Kein Jahresrückblick 2025: 5 Gründe, warum der bei mir dieses Jahr ausfällt
Ich hatte mich schon gefreut. Auf die mitreißende Energie von Judith Peters und ihrer alljährlichen Action-Aktion „Jahresrückblog“.
Klar, wollt ich auch einen Jahresrückblick schreiben. Aber dann: komplette Blockade. Mit dem Ergebnis: Es gibt dieses Jahr keine Rückschau 2025 von mir.
Warum? Erfährst du, wenn du weiterliest:
Jahresrückblick? Voll gut … aber
Ja, ich finde, einen Jahresrückblick zu schreiben grundsätzlich total sinnvoll.

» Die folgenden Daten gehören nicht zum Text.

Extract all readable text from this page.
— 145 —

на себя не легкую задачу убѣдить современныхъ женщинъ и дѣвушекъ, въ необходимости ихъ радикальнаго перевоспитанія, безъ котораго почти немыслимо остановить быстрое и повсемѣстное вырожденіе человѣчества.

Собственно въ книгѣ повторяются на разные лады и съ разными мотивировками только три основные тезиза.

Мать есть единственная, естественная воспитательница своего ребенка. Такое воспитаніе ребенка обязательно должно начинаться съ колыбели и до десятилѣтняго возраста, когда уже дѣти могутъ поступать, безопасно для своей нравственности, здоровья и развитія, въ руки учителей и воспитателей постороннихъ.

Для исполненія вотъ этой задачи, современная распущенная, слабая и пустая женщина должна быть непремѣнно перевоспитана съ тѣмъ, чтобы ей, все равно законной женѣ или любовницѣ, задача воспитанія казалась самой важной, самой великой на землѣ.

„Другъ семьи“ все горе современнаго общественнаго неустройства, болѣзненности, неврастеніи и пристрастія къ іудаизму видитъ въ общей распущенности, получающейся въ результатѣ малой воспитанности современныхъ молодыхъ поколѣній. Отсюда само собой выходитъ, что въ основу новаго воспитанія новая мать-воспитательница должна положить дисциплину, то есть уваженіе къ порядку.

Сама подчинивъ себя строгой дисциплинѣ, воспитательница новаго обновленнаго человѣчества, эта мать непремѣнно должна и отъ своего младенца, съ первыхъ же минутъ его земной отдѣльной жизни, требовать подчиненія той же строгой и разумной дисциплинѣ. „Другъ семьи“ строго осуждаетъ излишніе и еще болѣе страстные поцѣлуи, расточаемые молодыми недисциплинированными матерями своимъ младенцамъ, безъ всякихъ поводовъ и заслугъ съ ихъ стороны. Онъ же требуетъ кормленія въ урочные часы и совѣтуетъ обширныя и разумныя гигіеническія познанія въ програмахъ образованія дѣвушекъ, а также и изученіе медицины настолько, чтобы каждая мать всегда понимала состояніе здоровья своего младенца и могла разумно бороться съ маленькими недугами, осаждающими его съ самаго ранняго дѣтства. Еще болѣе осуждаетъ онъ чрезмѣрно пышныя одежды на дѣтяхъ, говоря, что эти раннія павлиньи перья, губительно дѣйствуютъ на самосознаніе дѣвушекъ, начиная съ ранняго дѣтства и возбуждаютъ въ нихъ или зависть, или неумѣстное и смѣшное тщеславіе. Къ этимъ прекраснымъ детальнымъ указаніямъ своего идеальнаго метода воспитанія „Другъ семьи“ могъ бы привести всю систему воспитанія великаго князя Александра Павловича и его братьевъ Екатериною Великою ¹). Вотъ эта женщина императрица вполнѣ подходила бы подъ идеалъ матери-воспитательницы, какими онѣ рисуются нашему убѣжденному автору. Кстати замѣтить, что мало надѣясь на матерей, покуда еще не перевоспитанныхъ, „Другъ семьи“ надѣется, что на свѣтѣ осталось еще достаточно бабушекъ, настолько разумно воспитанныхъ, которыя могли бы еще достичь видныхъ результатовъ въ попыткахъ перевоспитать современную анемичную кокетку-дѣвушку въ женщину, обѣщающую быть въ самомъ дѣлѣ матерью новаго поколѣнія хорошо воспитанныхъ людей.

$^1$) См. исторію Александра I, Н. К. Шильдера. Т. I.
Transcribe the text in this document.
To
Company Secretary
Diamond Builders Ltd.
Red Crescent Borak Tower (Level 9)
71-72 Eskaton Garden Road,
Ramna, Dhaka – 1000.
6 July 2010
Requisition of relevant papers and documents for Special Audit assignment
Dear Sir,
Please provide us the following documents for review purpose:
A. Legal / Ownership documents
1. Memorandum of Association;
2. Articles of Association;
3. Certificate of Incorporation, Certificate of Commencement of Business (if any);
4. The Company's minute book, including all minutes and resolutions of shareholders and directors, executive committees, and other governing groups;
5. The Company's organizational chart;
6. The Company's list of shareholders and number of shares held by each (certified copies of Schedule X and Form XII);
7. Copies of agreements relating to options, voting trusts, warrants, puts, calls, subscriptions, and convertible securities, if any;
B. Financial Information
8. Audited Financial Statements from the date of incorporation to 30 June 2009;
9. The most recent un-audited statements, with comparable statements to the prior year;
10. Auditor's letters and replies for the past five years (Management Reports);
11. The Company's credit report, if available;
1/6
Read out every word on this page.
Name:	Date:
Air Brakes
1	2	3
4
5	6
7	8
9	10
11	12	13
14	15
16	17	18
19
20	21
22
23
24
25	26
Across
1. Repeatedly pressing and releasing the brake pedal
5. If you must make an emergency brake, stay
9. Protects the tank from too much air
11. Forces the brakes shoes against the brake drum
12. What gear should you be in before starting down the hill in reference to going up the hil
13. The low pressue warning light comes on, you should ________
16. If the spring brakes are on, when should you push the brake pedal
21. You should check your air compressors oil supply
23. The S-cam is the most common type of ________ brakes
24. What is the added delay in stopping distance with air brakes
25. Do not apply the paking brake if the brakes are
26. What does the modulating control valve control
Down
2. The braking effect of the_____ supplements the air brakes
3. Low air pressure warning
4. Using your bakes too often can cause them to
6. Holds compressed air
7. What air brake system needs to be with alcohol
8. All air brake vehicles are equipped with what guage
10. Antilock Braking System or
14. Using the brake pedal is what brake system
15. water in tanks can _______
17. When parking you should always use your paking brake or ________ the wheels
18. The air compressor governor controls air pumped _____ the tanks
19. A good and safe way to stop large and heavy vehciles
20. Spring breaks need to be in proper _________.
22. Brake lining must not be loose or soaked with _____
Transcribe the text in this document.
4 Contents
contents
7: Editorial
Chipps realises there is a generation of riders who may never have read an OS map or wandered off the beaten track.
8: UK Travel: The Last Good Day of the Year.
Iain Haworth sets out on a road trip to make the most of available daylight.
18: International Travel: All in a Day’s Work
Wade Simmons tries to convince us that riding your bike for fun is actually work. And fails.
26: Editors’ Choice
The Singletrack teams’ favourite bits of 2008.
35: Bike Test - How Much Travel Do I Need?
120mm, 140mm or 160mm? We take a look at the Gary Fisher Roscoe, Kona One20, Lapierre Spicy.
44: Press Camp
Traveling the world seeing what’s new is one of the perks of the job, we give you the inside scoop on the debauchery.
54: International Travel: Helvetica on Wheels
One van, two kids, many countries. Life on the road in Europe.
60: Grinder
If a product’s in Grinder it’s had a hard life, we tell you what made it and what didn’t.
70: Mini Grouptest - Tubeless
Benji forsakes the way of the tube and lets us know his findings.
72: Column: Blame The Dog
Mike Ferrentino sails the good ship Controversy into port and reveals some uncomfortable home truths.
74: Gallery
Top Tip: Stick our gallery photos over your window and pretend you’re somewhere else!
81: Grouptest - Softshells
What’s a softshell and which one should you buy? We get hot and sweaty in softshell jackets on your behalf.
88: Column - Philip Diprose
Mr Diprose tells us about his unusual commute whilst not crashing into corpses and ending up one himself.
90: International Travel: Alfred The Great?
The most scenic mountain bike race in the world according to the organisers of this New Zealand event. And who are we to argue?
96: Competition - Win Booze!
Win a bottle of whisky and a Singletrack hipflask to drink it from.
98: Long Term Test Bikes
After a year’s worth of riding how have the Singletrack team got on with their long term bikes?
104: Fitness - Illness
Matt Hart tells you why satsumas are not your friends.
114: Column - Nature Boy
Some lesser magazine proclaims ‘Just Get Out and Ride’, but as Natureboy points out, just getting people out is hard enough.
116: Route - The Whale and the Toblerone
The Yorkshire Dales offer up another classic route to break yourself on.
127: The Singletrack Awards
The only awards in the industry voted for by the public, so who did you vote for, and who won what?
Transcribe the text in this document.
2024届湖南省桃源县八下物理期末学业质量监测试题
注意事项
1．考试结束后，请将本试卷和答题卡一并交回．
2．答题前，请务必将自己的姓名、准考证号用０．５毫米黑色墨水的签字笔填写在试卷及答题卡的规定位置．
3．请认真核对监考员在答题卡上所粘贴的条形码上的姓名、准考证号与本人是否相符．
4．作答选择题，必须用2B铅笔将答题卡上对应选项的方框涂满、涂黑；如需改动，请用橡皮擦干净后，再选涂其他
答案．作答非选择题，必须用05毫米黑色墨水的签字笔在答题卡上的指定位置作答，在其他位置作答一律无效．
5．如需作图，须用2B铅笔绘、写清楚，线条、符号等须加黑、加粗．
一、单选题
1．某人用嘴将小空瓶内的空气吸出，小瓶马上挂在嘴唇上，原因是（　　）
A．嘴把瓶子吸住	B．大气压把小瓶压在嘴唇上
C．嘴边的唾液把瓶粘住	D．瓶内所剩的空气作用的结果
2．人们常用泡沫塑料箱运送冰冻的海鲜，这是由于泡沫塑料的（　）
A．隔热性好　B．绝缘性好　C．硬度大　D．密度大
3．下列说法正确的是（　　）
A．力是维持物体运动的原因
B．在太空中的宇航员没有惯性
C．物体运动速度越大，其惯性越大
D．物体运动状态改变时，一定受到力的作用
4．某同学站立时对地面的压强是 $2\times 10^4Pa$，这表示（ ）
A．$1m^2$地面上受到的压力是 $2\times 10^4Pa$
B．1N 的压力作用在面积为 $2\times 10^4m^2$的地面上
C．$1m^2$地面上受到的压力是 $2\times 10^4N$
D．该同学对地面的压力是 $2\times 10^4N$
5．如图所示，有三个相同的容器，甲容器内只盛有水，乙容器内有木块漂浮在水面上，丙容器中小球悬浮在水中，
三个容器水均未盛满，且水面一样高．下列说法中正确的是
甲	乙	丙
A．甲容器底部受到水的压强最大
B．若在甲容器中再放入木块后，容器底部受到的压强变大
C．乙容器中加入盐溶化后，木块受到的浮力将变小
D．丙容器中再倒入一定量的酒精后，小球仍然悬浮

Zu sammeln, was man alles gemacht, erreicht, geschafft hat. Oder auch nicht. Und was man daraus gelernt hat. Oder auch nicht.
Reflektieren ist prima. Das hilft dabei, sich selbst zu (er)kennen. Zu wissen, was man leisten kann und erreichen will. Und wo vielleicht (erst mal) Grenzen sind.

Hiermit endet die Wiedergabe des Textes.